I watched the devastation from a distance. I couldn’t smell the smoke or feel the fierce winds blowing in off the desert. My family is extraordinarily lucky. That house isn’t ours anymore. My children didn’t have to evacuate. There’s no painful rebuilding process ahead of us. But I kept thinking about flames ripping through the rooms where Theo learned to crawl and said his first words, where I sang him “Sweet Baby James” as he fell asleep on my shoulder. I closed my eyes and saw fire racing down our quiet cul-de-sac. I tried to imagine how our neighbors were coping with the unimaginable.
In the first days after the fire, when information was hard to come by, I searched obsessively for photos or video of our street. My wife couldn’t bear to look, but I couldn’t look away. I needed to know. I found myself grieving not just a place but a time—a period of our life that now feels almost like a paradise lost.
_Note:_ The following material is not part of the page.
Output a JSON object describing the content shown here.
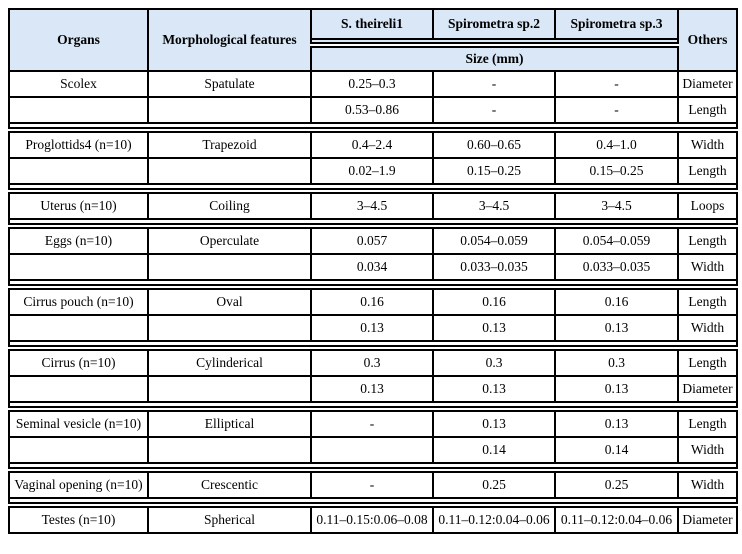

As the fire burned down the town we loved, it lifted up a reminder: You can’t go back. Chasing nostalgia is a cul-de-sac of its own. Parenthood is about creating the future, not recreating the past. So is life.
My dad recovered from his infection and is doing much better. Maybe the sandwich-generation pressures can wait a few more years. Recently he was out in LA and drove through the Palisades. He sent photos of our flattened street. The debris has finally been cleared from the lot where our house used to sit. I hope something new and beautiful will be built there: A new home for a new family.
Theo loves trains now. Instead of watching cars zoom by along Sunset, we ride the DC Metro from end to end. He calls out station names the way he used to call out buses and mail trucks. He and Jamie don’t remember our house in the Palisades any more than they remember their pacifiers and bottles. One day, when they’re older, I’ll tell them about it.